Furthermore, the fact that all food extract–responsive fish possessed enlarged nares and strongly reduced eyes shows a correlation between eye loss and modifications in olfactory-related morphology in this population. Although several mechanisms might underlie the observed heightened chemosensory capabilities in CF-like fish, modulations of naris size could be one contributing factor. Incidentally, our results also show that Astyanax can respond to a food extract to which they have never been exposed before (in this case, commercial granular fish food). The fact that only the CF-like individuals responded to this novel food might reflect a more generalist food detection ability of troglomorphic fish. If confirmed, such opportunism for multiple food sources might reflect a troglomorphic adaptation to an environment where seasonal water flows create sudden changes in nutrient provision.

Conclusions

To the best of our knowledge, this report is the first report to describe a behavioral experiment performed on wild Astyanax in their natural environment. The results obtained raise the intriguing possibility that olfactory capabilities might have evolved in cave-dwelling Astyanax, and it is tempting to propose that this change improves food-finding in dark environments, where vision is useless. Additional studies are certainly necessary to better characterize the observed differences in chemosensory response and to test whether they correspond to bona fide sensory adaptations in Astyanax mexicanus (and potentially other cave-dwelling animals as well).

Methods

Sampling and photography

For assessment of the phenotypes encountered in the Subterráneo cave, fish were caught with a seine net and transferred to inflatable plastic pools. They were individually photographed with a Canon EOS 650D camera (Canon U.S.A., Melville, NY, USA) in a narrow glass box and returned to the pool. Fieldwork was performed under the auspices of Mexican permit 02241/13 (to SR) delivered by Secretaria de Medio Ambiente y Recursos Naturales.

Behavioral test

To collect fish for behavioral testing, a meat-baited minnow trap was set up overnight. The collected fish were placed in a 61-cm × 61-cm × 15-cm inflatable pool and were left for an acclimatization period of 48 h. Two 50-ml syringes were attached to a stationary tripod and connected to medical solution administration tubing containing a Luer stopper to control solution flow (Baxter, Thetford, UK). The ends of the two administration sets were attached to opposite corners of the plastic pool (Figure 2B).
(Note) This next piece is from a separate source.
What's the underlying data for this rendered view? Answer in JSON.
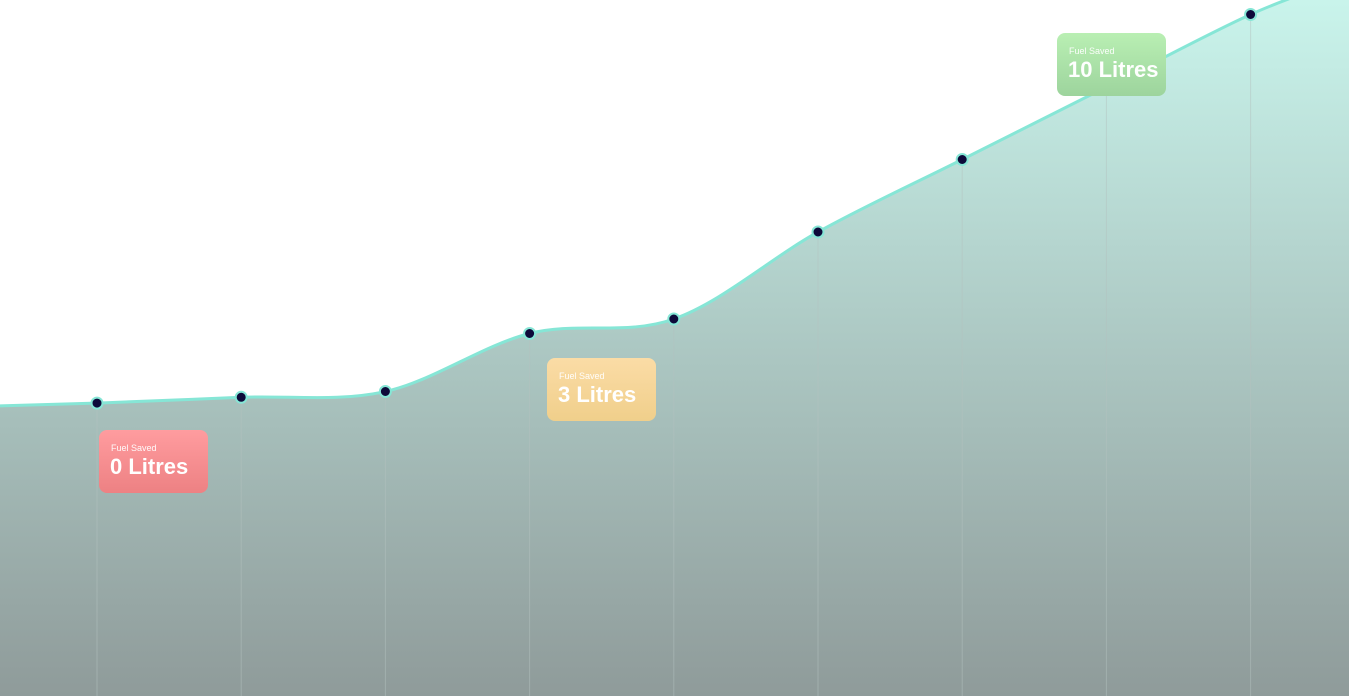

Food extract was prepared by adding 5 g of granular fish food (TetraDiskus; Tetra, Blacksburg, VA, USA) to 50 ml of local water, mixing, and filtering using glass microfiber filters (Whatman plc, Kent, UK) to remove any food particles. This solution was added to one syringe while a water control was added to the other. Solution flow from the food extract and control samples was initiated simultaneously, and the experiment was filmed from the top using a Sony DCR- SR200 Handycam camcorder equipped with NIGHTSHOT mode (Sony Electronics, San Diego, CA, USA). Food extract and control areas were defined arbitrarily as 20-cm × 20-cm zones adjacent to the two respective tube ends. To measure the time each fish spent in the food extract area, individual fish were manually tracked through frame-by-frame analysis of the movie using VirtualDub and ImageJ software (National Institutes of Health, Bethesda, MD, USA). A Mann–Whitney U test was utilized to determine the statistical significance of the results. After the test, the fish were collected, photographed individually and returned to the pool.

Naris size measurements

Naris circumference and standard body length[18] were measured using ImageJ software and reported as a ratio to control for size variation between individuals.